This article, below, is about the public mass transit system in San Francisco. It's in deplorable shape. It's also been grossly mismanaged. Please feel free to generalize from this 'N of 1,' as researchers say, to many of the transit operations in the Bay Area, in California, and in the United States.
Most of them, to varying degrees, are severely under-funded, struggling to stay afloat, way behind in their maintenance and repair schedules, and providing lousy service. We also know of others in the Bay Area like Muni with excessive pay schedules that warrant a good house-cleaning of the executive teams.
My point here is that these deficiencies persist because of highly misconceived efforts to pour funding into something entirely different and irrelevant; high-speed rail. How is it possible that there can be that much energy for a highly problematic, super-expensive project of questionable value, and at the same time we have no problem ignoring the urban and regional mass transit services that we absolutely depend upon?
What is the point of connecting major cities and travelling at great speed between them, so that, upon arrival, there is no adequate transit service to take us where we intended to go in the first place?
Where are those traffic congested streets, roads and highways? Not out in the hinterland of the Central Valley. They are within and around the Bay Area, especially around commute times. That's the problem. Wouldn't common sense tell you that's what ought to be fixed first?
Wouldn't you think that President Obama, a city boy from Chicago, would direct the Department of Transportation to draw up plans for repairing and maintaining the Nation's urban and regional transit as the highest priority? Isn't this the promise of everything the Democrats can hope for; that is, opportunities for the unemployed, and investments in our failing economy within our major urban population centers?
I have to ask, where did this cockamamie high-speed rail budget buster come from? Apparently out of the blue. Or the absurd envy of rail-dependent nations in Europe and Asia. Of all the things in this horrendous economy we don't need, it's this HSR obsession, and it comes to us at the expense of what we really need, fixing our existing transportation infrastructure, which is broken.
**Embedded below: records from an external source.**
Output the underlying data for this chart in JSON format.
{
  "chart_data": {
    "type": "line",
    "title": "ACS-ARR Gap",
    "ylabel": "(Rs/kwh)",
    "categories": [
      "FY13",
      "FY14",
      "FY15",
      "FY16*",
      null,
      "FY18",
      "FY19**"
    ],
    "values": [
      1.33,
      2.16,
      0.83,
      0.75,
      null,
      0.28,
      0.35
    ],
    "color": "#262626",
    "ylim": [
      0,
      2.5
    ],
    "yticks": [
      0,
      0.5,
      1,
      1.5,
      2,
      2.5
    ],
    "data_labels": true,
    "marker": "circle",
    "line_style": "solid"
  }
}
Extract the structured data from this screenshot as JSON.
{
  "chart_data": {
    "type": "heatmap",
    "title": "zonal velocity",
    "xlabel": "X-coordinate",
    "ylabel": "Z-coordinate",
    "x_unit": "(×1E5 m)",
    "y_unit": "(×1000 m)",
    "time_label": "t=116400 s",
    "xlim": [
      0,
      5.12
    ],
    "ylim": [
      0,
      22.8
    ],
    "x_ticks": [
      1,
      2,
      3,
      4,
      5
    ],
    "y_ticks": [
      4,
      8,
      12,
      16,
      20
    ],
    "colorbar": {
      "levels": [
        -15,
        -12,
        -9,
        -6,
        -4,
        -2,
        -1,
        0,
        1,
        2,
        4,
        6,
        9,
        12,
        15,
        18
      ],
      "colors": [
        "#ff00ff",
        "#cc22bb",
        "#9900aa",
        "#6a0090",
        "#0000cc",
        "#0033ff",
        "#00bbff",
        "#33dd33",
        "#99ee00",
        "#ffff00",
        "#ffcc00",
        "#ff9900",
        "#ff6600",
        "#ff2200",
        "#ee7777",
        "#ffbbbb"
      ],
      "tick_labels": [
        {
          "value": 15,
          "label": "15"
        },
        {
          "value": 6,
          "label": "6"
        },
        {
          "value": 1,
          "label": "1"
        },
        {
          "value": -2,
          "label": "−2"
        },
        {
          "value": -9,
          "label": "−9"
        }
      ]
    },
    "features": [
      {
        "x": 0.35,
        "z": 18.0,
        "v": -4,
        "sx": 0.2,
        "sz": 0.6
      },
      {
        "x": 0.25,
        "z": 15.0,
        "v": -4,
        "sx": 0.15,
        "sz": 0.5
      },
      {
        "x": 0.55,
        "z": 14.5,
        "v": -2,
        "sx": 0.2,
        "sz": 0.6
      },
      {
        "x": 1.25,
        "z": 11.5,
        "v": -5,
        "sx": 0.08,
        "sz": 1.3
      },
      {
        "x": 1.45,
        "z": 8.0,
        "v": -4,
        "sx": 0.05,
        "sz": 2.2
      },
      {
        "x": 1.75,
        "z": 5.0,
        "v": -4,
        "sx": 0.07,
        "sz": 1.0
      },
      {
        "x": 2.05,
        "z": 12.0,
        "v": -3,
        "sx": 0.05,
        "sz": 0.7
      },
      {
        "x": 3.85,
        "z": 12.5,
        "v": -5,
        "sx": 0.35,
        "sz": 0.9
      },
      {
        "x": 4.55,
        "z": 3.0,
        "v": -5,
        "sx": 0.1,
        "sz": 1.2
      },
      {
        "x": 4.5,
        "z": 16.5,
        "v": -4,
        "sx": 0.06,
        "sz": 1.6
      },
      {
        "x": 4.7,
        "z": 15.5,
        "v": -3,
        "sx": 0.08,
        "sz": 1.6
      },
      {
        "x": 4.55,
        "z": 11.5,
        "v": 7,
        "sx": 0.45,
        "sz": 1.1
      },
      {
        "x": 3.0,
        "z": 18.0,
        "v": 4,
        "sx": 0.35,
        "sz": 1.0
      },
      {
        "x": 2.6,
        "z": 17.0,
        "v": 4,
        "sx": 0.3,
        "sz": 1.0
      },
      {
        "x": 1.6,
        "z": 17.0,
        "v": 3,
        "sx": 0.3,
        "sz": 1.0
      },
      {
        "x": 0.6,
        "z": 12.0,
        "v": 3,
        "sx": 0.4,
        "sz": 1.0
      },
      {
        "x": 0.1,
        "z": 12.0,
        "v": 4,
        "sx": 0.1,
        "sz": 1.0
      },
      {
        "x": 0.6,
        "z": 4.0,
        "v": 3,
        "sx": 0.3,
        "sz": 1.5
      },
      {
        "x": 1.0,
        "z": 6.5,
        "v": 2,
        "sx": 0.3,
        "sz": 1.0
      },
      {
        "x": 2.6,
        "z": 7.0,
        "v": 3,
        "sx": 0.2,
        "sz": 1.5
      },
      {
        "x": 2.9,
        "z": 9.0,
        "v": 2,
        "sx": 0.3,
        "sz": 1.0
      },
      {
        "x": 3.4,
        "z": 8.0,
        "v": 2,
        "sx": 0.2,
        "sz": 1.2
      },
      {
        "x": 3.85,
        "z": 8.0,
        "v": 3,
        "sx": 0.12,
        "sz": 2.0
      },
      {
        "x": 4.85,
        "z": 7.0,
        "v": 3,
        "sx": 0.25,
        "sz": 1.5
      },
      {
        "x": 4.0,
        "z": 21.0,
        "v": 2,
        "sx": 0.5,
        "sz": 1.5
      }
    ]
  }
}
Abandoning broken toys and lusting for an even more expensive new one. . . . Isn't that a definition of a spoiled brat?
Muni Chief Brags of "National Reputation"
By MATT BAUME
Updated 5:00 PM PST, Fri, Feb 25, 2011
Track defects, deteriorating rail, train control breakdowns, sluggish response times, and a refusal to talk to regulators: all in a day's work for Muni.
A new report by the California Public Utilities Commission slams the self-described "transit agency" over repeated safety violations. Nearly two dozen inspections revealed numerous violations over the last year and a half, according to the Gate.
Muni officials, for their part, say that the problems are all fixed. It's up to you whether or not to take them at their word.
San Francisco's 145,000 daily subway passengers may be dismayed to read some of the accusations, which include terms like "resulting in unsafe operations and endangering Muni passengers."
But Muni's CEO, Nathaniel Ford, may not have to concern himself about such problems for much longer. Ford is currently in the running to jump to a new job, where he would run DC's airport transportation system.
As the SF Appeal points out, leaving Muni would allow him to eliminate his personal tax woes, which include state and federal liens, by cashing in his deferred compensation and vacation time. Ford is currently the highest-paid city employee in San Francisco, making more than even the Mayor.
Of particular concern: Duboce and Church, which is riddled with defects according to the SF Biz Times. A train control system is never switched on in one tunnel. Electrical cables rub up against "switch rods" near another tunnel. Citations from 2008 still haven't been fixed.
In addition, Muni has failed to file mandatory accident reports.
In several weeks, a judge will decide whether to issue fines for the infractions.
Meanwhile, Nat Ford has been bragging that the DC airport recruiters sought him out for the job, saying, "I have a national reputation." Yes you do, Mr. Ford, and it's well-deserved.